Gatifloxacin versus ceftriaxone for uncomplicated enteric fever in Nepal: an open-label, two-centre, randomised controlled trial

Amit Arjyal, Buddha Basnyat, Ho Thi Nhan, Samir Koirala, Abhishek Giri, Niva Joshi, Mila Shakya, Kamal Raj Pathak, Saruna Pathak Mahat, Shanti Pradhan Prajapati, Nabin Adhikari, Rajkumar Thapa, Laura Merson, Damodar Gajurel, Kamal Lamsal, Dinesh Lamsal, Bharat Kumar Yadav, Ganesh Shah, Poojan Shrestha, Sabina Dongol, Abhilasha Karkey, Corinne N Thompson, Nga Tran Vu Thieu, Duy Pham Thanh, Stephen Baker, Guy E Thwaites, Marcel Wolbers, Christiane Dolecek, Amit Arjyal, Buddha Basnyat, Ho Thi Nhan, Samir Koirala, Abhishek Giri, Niva Joshi, Mila Shakya, Kamal Raj Pathak, Saruna Pathak Mahat, Shanti Pradhan Prajapati, Nabin Adhikari, Rajkumar Thapa, Laura Merson, Damodar Gajurel, Kamal Lamsal, Dinesh Lamsal, Bharat Kumar Yadav, Ganesh Shah, Poojan Shrestha, Sabina Dongol, Abhilasha Karkey, Corinne N Thompson, Nga Tran Vu Thieu, Duy Pham Thanh, Stephen Baker, Guy E Thwaites, Marcel Wolbers, Christiane Dolecek

Abstract

Background: Because treatment with third-generation cephalosporins is associated with slow clinical improvement and high relapse burden for enteric fever, whereas the fluoroquinolone gatifloxacin is associated with rapid fever clearance and low relapse burden, we postulated that gatifloxacin would be superior to the cephalosporin ceftriaxone in treating enteric fever.
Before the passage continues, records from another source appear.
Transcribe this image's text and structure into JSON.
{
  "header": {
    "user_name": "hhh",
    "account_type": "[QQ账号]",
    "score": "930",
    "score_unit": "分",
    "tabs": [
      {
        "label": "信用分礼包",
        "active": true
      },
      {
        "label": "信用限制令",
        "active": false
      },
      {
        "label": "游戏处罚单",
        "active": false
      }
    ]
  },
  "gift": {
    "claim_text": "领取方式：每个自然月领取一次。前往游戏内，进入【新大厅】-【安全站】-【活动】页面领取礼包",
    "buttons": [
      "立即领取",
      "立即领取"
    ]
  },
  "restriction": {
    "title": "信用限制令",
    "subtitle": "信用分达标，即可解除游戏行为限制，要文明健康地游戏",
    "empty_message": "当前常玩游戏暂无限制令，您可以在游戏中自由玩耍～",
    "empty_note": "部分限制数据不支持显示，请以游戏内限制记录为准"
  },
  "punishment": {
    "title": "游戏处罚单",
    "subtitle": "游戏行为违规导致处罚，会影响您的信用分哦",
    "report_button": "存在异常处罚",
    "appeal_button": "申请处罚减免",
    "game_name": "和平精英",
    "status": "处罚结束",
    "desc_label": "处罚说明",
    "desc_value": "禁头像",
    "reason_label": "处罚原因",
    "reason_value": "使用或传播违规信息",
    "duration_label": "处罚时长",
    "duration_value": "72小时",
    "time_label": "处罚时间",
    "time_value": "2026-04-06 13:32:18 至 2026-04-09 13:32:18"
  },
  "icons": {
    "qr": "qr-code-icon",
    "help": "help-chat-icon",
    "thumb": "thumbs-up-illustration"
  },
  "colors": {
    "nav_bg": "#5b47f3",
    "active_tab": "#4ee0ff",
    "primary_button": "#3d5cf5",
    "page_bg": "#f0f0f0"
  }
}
Methods: We did an open-label, randomised, controlled, superiority trial at two hospitals in the Kathmandu valley, Nepal. Eligible participants were children (aged 2-13 years) and adult (aged 14-45 years) with criteria for suspected enteric fever (body temperature ≥38·0°C for ≥4 days without a focus of infection). We randomly assigned eligible patients (1:1) without stratification to 7 days of either oral gatifloxacin (10 mg/kg per day) or intravenous ceftriaxone (60 mg/kg up to 2 g per day for patients aged 2-13 years, or 2 g per day for patients aged ≥14 years). The randomisation list was computer-generated using blocks of four and six. The primary outcome was a composite of treatment failure, defined as the occurrence of at least one of the following: fever clearance time of more than 7 days after treatment initiation; the need for rescue treatment on day 8; microbiological failure (ie, blood cultures positive for Salmonella enterica serotype Typhi, or Paratyphi A, B, or C) on day 8; or relapse or disease-related complications within 28 days of treatment initiation. We did the analyses in the modified intention-to-treat population, and subpopulations with either confirmed blood-culture positivity, or blood-culture negativity. The trial was powered to detect an increase of 20% in the risk of failure. This trial was registered at ClinicalTrials.gov, number NCT01421693, and is now closed.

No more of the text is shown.